[NOTE: The following comments have been written in honor of Pastor Martin Tivane, servant of God and men, whose birthday is January 1st. While he celebrates this day in heaven with Jesus, he was the perfect example of one choosing to uplift ‘the last’ so they could be ‘first’ in every area of his life.]
What does it mean when Jesus tells us that the last will be first and the first will be last?
As the New Year of 2014 opens a fresh beginning—let’s give thought to who we want to be. Will we put ourselves first? Or will we put ourselves last? These are hard questions. I know that one year–long ago, Jesus made this same decision. He purposely left His Kingdom… His very throne in heaven…to enter our world not as the King of kings… but as a servant born in a stable… He was the One who became last.
He was hated and rejected; his life was filled with humiliation, sorrow, and pain… His own people called him: a nobody… or worse, a blasphemer!
I tell you, His Kingdom strategy is so much different than ours is today! If we follow His strategy… His life example… we would voluntarily lay down our wills. Bending down in humility is not a ‘natural act’ for our human frame… or our human temperament.
Living in a first-world nation, our ‘firstness’ includes such things as freedom, wealth, power and education. Being born privileged is not a fault… I honestly don’t think He meant for us to run away from our first-world to some foreign third-world. But, I do think God yearns for us to align ourselves… conform ourselves with Jesus… who put the needs of the last—first. Honoring the ‘last’ is basically giving them higher priority than ourselves… just as Jesus gave our need for salvation ahead of His rightful place in glory.
Jesus helped those who are last by elevating their status. He welcomed those who were on the bottom rung of society’s ladder… those who were ‘last’… the poor, the sick, the prostitutes and the tax collectors… to receive the same benefits as those who believed they did ‘everything right’… the righteous, the Pharisees, the Saducees.
In Matthew 20, we read a parable of workers some who had worked all day and some workers who had only worked a half-a-day. At the end of the day, the master paid all the workers—the same wage. This left the ones who had worked all day a bit ticked.
At the end of this parable is where we find that famous phrase written:
“Everyone who is now last will be first and everyone who is first will be last”
What we fail to realize when we are concerned with fairness is something remarkable… What if some of the workers in this story had been privileged with connections to get their job? It could be that some were able to work because their family had power and influence—or some may have had educational privilege. Could it be that the unemployed were left out because they belonged to a lower class? The bottom line is this… we are not told by this passage. Jesus didn’t go into such details, but it appears…

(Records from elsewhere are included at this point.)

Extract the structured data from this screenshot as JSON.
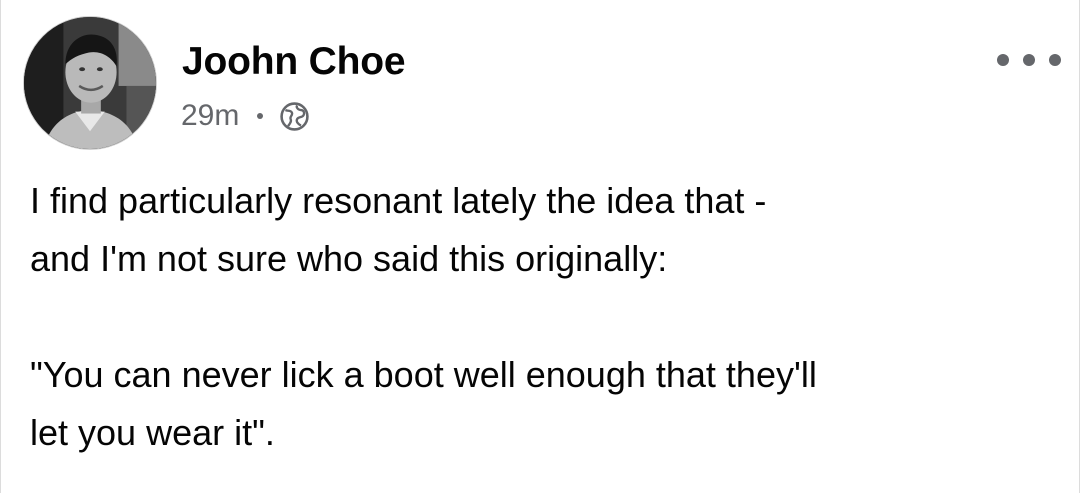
{
  "post": {
    "author": "Joohn Choe",
    "timestamp": "29m",
    "privacy_icon": "globe-icon",
    "more_icon": "more-options-icon",
    "text_lines": [
      "I find particularly resonant lately the idea that -",
      "and I'm not sure who said this originally:",
      "\"You can never lick a boot well enough that they'll",
      "let you wear it\"."
    ]
  },
  "colors": {
    "primary_text": "#050505",
    "secondary_text": "#65676b",
    "background": "#ffffff"
  }
}
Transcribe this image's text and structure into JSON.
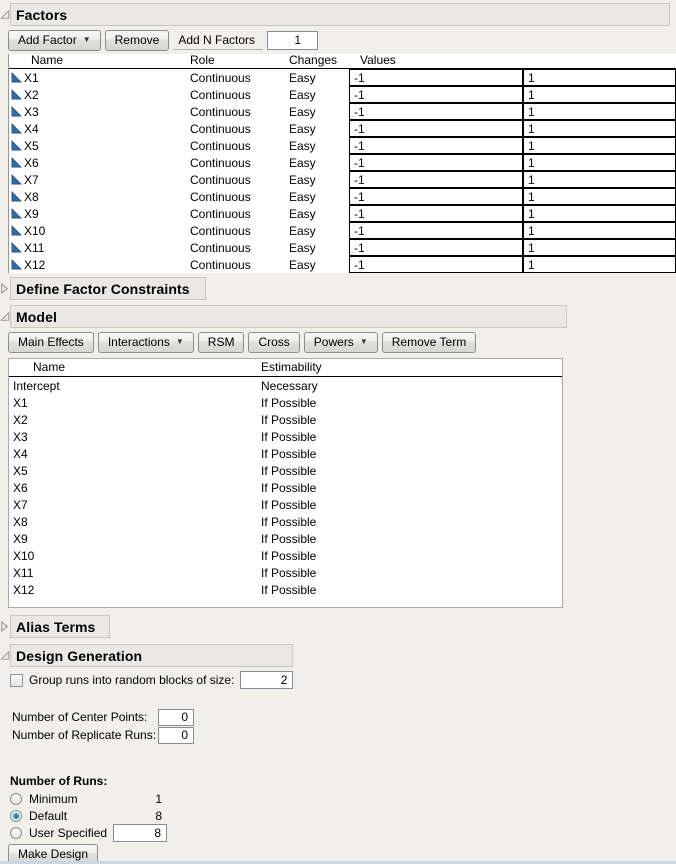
{
  "icons": {
    "dropdown_arrow": "▼"
  },
  "factors": {
    "title": "Factors",
    "toolbar": {
      "add_factor": "Add Factor",
      "remove": "Remove",
      "add_n_factors": "Add N Factors",
      "add_n_value": "1"
    },
    "columns": {
      "name": "Name",
      "role": "Role",
      "changes": "Changes",
      "values": "Values"
    },
    "rows": [
      {
        "name": "X1",
        "role": "Continuous",
        "changes": "Easy",
        "low": "-1",
        "high": "1"
      },
      {
        "name": "X2",
        "role": "Continuous",
        "changes": "Easy",
        "low": "-1",
        "high": "1"
      },
      {
        "name": "X3",
        "role": "Continuous",
        "changes": "Easy",
        "low": "-1",
        "high": "1"
      },
      {
        "name": "X4",
        "role": "Continuous",
        "changes": "Easy",
        "low": "-1",
        "high": "1"
      },
      {
        "name": "X5",
        "role": "Continuous",
        "changes": "Easy",
        "low": "-1",
        "high": "1"
      },
      {
        "name": "X6",
        "role": "Continuous",
        "changes": "Easy",
        "low": "-1",
        "high": "1"
      },
      {
        "name": "X7",
        "role": "Continuous",
        "changes": "Easy",
        "low": "-1",
        "high": "1"
      },
      {
        "name": "X8",
        "role": "Continuous",
        "changes": "Easy",
        "low": "-1",
        "high": "1"
      },
      {
        "name": "X9",
        "role": "Continuous",
        "changes": "Easy",
        "low": "-1",
        "high": "1"
      },
      {
        "name": "X10",
        "role": "Continuous",
        "changes": "Easy",
        "low": "-1",
        "high": "1"
      },
      {
        "name": "X11",
        "role": "Continuous",
        "changes": "Easy",
        "low": "-1",
        "high": "1"
      },
      {
        "name": "X12",
        "role": "Continuous",
        "changes": "Easy",
        "low": "-1",
        "high": "1"
      }
    ]
  },
  "constraints": {
    "title": "Define Factor Constraints"
  },
  "model": {
    "title": "Model",
    "toolbar": [
      {
        "label": "Main Effects",
        "dropdown": false
      },
      {
        "label": "Interactions",
        "dropdown": true
      },
      {
        "label": "RSM",
        "dropdown": false
      },
      {
        "label": "Cross",
        "dropdown": false
      },
      {
        "label": "Powers",
        "dropdown": true
      },
      {
        "label": "Remove Term",
        "dropdown": false
      }
    ],
    "columns": {
      "name": "Name",
      "estimability": "Estimability"
    },
    "rows": [
      {
        "name": "Intercept",
        "estimability": "Necessary"
      },
      {
        "name": "X1",
        "estimability": "If Possible"
      },
      {
        "name": "X2",
        "estimability": "If Possible"
      },
      {
        "name": "X3",
        "estimability": "If Possible"
      },
      {
        "name": "X4",
        "estimability": "If Possible"
      },
      {
        "name": "X5",
        "estimability": "If Possible"
      },
      {
        "name": "X6",
        "estimability": "If Possible"
      },
      {
        "name": "X7",
        "estimability": "If Possible"
      },
      {
        "name": "X8",
        "estimability": "If Possible"
      },
      {
        "name": "X9",
        "estimability": "If Possible"
      },
      {
        "name": "X10",
        "estimability": "If Possible"
      },
      {
        "name": "X11",
        "estimability": "If Possible"
      },
      {
        "name": "X12",
        "estimability": "If Possible"
      }
    ]
  },
  "alias": {
    "title": "Alias Terms"
  },
  "design_generation": {
    "title": "Design Generation",
    "group_runs_label": "Group runs into random blocks of size:",
    "group_runs_value": "2",
    "group_runs_checked": false,
    "center_points_label": "Number of Center Points:",
    "center_points_value": "0",
    "replicate_runs_label": "Number of Replicate Runs:",
    "replicate_runs_value": "0",
    "number_of_runs_label": "Number of Runs:",
    "runs_options": [
      {
        "label": "Minimum",
        "value": "1",
        "selected": false,
        "editable": false
      },
      {
        "label": "Default",
        "value": "8",
        "selected": true,
        "editable": false
      },
      {
        "label": "User Specified",
        "value": "8",
        "selected": false,
        "editable": true
      }
    ],
    "make_design_label": "Make Design"
  },
  "colors": {
    "background": "#f0efec",
    "header_box": "#e9e8e6",
    "continuous_icon_blue": "#2e6da8",
    "radio_selected_blue": "#15568c",
    "bottom_strip": "#ccd6e1"
  }
}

He is not concerned with perceived fairness…
His main concern appears to be with demonstrating the meaning of grace and generosity.
If Jesus was the ‘master’ in this story… paying His daily hires equally… what is He asking us to do or learn?
He is actually trying to realign our hearts with His… teaching us that grace is not earned… teaching us not to be envious of grace given to others… teaching us to associate with and enter into the world of the last… to be servant of all… teaching us to show grace to all… especially the needy.
This may mean showing regard to those who struggle as higher than ourselves. It may mean giving an ear to those who others will pass-by and ignore. It could mean offering assistance, hope, encouragement to someone in need… at the cost of our own time, resources, and entertainment. What it really means is a heart willing to sacrifice our own priorities for the priorities of the least. Trust me… we are faced with these opportunities daily—if we start looking.
If our eyes focus on the least, we guard our hearts from self-pity, envy, and jealousy. We can’t get into our personal ‘pity party’ when we are looking at the sorry state of someone worse off than we are. If our eyes search for the ‘last’ in every situation, we enter a true humility only owned by Christ, Himself. And do you know what? He begins to mold that—into us.
But, we must take the first step.
Look around. Who is last in your world? The harried cleaning lady who is trying to support her young family? Your cousin who keeps losing his job? The immigrant who has to walk to work? The children who are growing up without a mom? The homeless man pushing all he owns in a broken cart? The drug addict who can’t find a mentor? The abused wife who feels hopeless without a career? The lonely veteran who gave everything for all but is now without a visitor? The elderly husband who is failing himself but still caring for his beloved debilitated wife? The professional who did not pass a certification test? The clinically depressed who want to end their pain… end their life?
When we choose to enter the world of the last—life will suddenly gain clarity and meaning.
Life is never all about us but rather its living for one another.
“And if you give yourself to the hungry and satisfy the desire of the afflicted, then your light will rise in the darkness and your gloom will become like the midday” Isaiah 58:10
Grace and Peace to you all in 2014!!!